[rts] Economic Evaluation

neranjana at ips.lk Neranjana at ips.lk
Thu Nov 30 09:53:57 GMT 2000


Dear John Howe,

Yes, we would be very interested to see the material you refer to. Could
you please send it to Neranjana at ips.lk  Thank you. 

>There are other more complex considerations in relation to these types
>of projects which I discussed in a Working Paper prepared for the Bank
>discussions. Its in the form of an annotated Powerpoint presentation. I
>am happy to send a copy to anyone who is interested.
>

With regard to the economic evaluation we are attempting, I give below some
very brief details and would really appreciate your input. 

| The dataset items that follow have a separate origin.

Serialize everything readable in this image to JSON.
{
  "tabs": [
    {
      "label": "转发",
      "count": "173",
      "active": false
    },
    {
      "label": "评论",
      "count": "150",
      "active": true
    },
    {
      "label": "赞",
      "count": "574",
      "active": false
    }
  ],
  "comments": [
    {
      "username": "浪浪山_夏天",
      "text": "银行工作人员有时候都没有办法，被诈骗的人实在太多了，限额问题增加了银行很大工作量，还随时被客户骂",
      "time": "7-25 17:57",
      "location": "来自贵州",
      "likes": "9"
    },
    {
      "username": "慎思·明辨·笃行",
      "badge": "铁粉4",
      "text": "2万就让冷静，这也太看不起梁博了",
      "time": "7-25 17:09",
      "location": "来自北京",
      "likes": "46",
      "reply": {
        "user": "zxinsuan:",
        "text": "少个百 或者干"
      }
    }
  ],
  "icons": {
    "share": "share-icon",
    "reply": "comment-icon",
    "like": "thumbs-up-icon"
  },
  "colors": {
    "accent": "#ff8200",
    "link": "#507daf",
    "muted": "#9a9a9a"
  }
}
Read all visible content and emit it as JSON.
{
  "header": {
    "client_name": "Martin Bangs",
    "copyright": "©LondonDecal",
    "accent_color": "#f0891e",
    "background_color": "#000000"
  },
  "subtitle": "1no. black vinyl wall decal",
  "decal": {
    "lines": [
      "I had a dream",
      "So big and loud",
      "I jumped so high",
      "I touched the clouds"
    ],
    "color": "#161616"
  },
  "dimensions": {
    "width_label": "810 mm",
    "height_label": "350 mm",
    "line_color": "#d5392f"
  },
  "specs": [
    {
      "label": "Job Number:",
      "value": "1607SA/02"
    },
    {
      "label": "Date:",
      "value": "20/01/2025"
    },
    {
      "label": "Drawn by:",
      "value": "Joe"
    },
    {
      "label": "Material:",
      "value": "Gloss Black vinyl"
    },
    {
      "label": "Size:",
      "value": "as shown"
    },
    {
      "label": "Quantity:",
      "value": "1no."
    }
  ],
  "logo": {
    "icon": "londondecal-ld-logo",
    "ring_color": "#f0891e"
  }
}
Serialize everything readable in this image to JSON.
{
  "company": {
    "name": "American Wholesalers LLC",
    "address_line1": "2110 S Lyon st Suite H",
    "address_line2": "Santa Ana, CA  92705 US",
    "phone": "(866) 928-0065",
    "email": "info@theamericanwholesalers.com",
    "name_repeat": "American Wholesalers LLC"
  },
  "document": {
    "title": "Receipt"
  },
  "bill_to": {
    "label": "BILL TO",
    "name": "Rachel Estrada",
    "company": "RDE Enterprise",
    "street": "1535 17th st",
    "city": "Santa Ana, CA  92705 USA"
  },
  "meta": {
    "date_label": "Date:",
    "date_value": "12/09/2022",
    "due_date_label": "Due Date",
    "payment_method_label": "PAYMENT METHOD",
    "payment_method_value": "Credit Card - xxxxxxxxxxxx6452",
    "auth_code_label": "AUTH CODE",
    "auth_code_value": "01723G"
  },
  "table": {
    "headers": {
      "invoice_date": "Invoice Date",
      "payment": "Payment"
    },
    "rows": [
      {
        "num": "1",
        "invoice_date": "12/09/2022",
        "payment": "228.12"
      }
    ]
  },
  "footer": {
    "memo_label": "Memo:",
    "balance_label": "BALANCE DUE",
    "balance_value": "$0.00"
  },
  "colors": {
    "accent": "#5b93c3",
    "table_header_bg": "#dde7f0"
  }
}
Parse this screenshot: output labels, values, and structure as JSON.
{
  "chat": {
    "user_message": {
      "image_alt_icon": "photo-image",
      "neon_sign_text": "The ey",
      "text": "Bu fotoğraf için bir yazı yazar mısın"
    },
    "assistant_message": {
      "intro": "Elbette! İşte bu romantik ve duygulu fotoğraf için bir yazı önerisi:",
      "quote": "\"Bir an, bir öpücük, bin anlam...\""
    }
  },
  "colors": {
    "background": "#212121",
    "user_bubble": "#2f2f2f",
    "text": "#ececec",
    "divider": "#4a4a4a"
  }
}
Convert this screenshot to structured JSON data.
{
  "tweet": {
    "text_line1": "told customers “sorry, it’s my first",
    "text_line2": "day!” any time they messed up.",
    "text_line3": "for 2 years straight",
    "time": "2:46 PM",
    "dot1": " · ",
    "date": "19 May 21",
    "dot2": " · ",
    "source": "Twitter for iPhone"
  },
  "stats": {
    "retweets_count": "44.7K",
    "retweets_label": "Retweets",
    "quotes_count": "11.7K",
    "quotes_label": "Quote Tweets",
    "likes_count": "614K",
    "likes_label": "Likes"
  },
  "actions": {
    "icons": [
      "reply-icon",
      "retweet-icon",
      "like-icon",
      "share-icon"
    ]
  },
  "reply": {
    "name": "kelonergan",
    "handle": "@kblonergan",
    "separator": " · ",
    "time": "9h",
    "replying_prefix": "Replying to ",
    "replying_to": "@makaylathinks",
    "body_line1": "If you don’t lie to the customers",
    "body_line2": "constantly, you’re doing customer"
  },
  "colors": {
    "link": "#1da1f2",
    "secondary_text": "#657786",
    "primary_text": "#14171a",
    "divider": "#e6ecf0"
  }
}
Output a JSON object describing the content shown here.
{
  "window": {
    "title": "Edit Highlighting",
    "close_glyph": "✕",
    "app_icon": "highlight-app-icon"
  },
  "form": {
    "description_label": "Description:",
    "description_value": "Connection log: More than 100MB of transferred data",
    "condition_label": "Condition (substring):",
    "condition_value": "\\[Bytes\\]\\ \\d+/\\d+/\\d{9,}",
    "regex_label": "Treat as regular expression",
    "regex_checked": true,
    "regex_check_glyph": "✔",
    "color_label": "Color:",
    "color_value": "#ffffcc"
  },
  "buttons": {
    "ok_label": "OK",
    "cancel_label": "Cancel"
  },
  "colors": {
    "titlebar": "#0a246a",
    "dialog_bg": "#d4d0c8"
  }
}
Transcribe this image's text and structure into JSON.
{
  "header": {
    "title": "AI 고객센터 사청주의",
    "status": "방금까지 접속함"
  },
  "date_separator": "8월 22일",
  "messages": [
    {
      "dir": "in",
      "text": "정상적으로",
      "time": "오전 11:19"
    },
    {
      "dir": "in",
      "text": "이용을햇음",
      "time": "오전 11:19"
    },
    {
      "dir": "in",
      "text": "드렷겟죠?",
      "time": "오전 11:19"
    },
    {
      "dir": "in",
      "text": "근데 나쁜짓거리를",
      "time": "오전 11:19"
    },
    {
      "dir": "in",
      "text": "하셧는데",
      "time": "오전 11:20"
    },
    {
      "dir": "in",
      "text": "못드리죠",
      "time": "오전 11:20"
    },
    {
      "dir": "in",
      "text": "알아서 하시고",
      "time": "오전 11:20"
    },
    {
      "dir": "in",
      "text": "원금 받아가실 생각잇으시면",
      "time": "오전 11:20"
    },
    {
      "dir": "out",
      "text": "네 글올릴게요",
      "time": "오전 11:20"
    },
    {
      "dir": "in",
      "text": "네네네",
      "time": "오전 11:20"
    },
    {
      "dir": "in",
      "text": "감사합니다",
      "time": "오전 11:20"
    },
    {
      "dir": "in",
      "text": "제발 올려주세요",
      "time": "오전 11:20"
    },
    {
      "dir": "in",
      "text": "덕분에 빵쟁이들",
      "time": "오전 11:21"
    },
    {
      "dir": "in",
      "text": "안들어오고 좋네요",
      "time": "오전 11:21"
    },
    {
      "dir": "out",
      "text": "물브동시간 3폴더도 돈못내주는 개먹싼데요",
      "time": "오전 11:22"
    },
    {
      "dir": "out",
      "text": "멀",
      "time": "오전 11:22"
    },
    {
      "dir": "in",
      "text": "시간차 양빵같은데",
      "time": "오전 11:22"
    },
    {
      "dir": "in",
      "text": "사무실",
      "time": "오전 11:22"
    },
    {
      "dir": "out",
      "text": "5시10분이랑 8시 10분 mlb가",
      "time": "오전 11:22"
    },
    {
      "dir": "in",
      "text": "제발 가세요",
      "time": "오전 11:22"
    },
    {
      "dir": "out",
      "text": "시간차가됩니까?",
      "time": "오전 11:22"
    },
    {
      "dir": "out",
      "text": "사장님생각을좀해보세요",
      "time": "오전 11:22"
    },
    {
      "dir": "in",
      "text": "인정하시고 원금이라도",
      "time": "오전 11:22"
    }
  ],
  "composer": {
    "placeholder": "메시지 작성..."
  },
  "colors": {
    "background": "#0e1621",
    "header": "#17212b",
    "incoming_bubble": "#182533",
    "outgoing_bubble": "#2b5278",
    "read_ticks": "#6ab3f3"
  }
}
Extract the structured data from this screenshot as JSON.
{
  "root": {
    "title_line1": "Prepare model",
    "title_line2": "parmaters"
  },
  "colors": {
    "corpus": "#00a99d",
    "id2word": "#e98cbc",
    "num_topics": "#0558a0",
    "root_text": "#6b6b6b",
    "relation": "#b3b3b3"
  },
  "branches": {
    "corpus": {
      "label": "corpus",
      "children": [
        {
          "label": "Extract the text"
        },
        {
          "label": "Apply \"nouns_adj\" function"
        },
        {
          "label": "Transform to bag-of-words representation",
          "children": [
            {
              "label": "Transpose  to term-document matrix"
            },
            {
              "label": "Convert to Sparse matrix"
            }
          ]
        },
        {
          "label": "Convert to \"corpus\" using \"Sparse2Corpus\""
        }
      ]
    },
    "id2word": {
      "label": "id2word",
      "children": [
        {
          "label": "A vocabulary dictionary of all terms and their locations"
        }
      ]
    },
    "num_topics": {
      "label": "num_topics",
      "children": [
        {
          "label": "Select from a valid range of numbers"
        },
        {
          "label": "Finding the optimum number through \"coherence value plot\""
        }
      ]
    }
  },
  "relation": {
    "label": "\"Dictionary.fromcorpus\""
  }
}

The LFRTD (the Sri Lanka forum) sponsored the Community Bus Project as a
pilot project to test an alternative transport delivery system appropriate
to under served rural conditions, i.e. the community self managed approach
to transport provision. The community was mobilised and the road was
repaired, funds raised for the purchase of the bus and the bus has been
operational since 1998. 

Hence, what we intend to carry out is not an appraisal or a pre-investment
justification  but an evaluation i.e post-investment. Your point regarding
it being rather unfair to attempt a retrospective justification based on
economic variables when the initial objective of the project was not
economic is very well taken. In our case too the initial project objectives
/ justification revolves around benefits such as reduced travel ( including
reduced walking) time, greater access to services (education, health,
markets) etc. 

Despite this we wish to carry out an economic evaluation.  This will not be
in the spirit of a judgmental evaluation but more in terms of a learning
exercise. At least that is how it seems at the moment.   The main issues we
are trying to look at are 1. Economic evaluation of the project which
includes the opportunity cost of community funds and labour, entrepenural
effort, material,  etc. 2. Economic impact to the community. In short - in
economic terms is the project worth the resources it has costed? 

Maybe we are asking all the wrong questions. But we do need to do an
economic evaluation especially as it is a pilot project.  So any ideas will
be gratefully received. If you know of any helpful web sites please do let
us know. 

Thank you for your interest. Looking forward to the feedback.
Neranjana

PS
Priyanthi, if you prefer me to mail John direct rather than through the
e-group please let me know. I just thought it might tempt others to join
in! but I don't want to disrupt the larger discussion.
thanks.





At 04:35 PM 11/29/00 -0800, you wrote:
>Dear All,
>
>This message was stimulated by the messages from Neranjana and Joaquin.
>First some clarity on terminology might help. If you are going to assess
>a bus project that has already been undertaken then that is an
>evaluation i.e. post investment. The correct criteria to use are those
>which were used to justify the project in the first place, or the
>objectives. These may have been economic, financial, purely social, or a
>mixture of all of them. Commonly they were not very specific in which
>case its rather unfair to attempt a retrospective justifcation that was
>not part of the original decision. 
>
>Unfortunately the literature is full of references to evaluation when
>what is meant is an appraisal or pre-investment justification. The
>reality is that there are still not any well recognised methods for
>appraising investments in which vehicles or vehicle services are to be
>provided with or without infrastructure investment. In September 1999 I
>was asked to address World Bank transport sector staff on just this
>issue. i.e. they are struggling with this one too. The Bank has coined
>the term 'rural transport projects' to describe such proposed
>investments. To the best of my knowledge they have only been undertaken
>in the past as pilot projects in which case no explicit economic
>justification was undertaken: they were simply assimilated as part of
>the non-justified components of large infrastructure loans. Training and
>a few other components are normally treated this way as well as long as
>they do not account for more than 20-25% of the total. Dieter can I am
>sure tell you the correct figure. The only specific example I am aware
>of was in Ghana (1986) where vehicle and infrastructure investment was
>treated as a package and justified on the basis of an increased marketed
>surplus assumed to result from the investment.
>
>There are other more complex considerations in relation to these types
>of projects which I discussed in a Working Paper prepared for the Bank
>discussions. Its in the form of an annotated Powerpoint presentation. I
>am happy to send a copy to anyone who is interested.
>
>regards,
>
>John Howe.
>
>PS Neranjana if you can tell me more about what you are trying to do I
>am happy to send more focused ideas.